CS7642_Week3 Flashcards

Question 1

Q

What is the difference between RL with control and RL without control?

Answer

A

Control in RL just means that actions are being chosen by the learner.

Question 2

Q

What does a contraction mapping do when applied to to functions F and G?

Answer

A

It brings them closer together

Question 3

Q

What three things need to hold for the convergence theorem to guarantee that Q converges in the limit?

Answer

A

Averaging over noisy transitions
Update operator must be a non-expansion (i.e. a contraction. This is calculation that is essentially the one-step lookahead that we did in value iteration
Learning rate sequence must sum to infinity, sum of squares must be finite.

Question 4

Q

How might we compute how much we do (or don’t) care about future rewards?

Answer

A

It’s proportional to something like H ~ 1 / (1 - gamma)

Question 5

Q

Why is it not a good idea to set gamma to very small values?

Answer

A

You end up with an agent that acts myopically, always seeking immediate gratification rather than playing “the long game”

Question 6

Q

What are three important features of policy iteration (PI)? What is the tradeoff we make when using PI over VI? What is the most important feature of PI?

Answer

A

Q –> Q* in the limit
Convergence is exact and complete in finite time (assuming use of the greedy policy)
Computes at least a fast as value iteration (VI)

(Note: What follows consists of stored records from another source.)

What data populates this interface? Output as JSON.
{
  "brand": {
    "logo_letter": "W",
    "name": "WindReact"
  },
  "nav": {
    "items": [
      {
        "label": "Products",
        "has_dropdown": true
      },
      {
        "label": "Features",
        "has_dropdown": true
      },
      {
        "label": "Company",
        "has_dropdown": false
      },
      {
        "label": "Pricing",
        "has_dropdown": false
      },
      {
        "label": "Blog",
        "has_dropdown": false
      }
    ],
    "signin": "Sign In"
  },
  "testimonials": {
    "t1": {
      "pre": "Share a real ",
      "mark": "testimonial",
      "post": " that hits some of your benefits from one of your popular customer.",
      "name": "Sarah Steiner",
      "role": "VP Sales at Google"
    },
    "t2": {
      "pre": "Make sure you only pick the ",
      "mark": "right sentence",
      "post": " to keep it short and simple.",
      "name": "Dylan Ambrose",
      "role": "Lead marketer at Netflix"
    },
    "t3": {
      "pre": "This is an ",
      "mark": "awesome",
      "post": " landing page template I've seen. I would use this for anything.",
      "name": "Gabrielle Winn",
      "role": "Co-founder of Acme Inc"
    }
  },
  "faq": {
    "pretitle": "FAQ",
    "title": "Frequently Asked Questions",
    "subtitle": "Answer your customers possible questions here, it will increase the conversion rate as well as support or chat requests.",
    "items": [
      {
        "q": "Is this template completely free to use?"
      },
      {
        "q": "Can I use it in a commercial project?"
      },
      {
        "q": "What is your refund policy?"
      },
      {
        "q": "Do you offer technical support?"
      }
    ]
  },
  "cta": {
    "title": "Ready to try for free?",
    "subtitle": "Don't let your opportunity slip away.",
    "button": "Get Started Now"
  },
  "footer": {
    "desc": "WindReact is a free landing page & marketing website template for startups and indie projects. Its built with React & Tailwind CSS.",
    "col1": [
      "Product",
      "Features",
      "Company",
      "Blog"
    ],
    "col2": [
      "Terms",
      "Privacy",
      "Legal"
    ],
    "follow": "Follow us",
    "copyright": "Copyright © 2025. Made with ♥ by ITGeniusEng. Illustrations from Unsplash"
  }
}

The downside of PI is computational complexity because now we have to iterate over a full policy space rather than just at states / state-actions

Most important thing about PI is that it can’t get stuck in a local minimum (because of value improvement/non-improvement).

Question 7

Q

What is bounded loss/regret with respect to policies?

Answer

A

A policy that epsilon-optimal, i.e. that at each timestep produces a value that is no further than epsilon away than what would have been achieved by the optimal policy.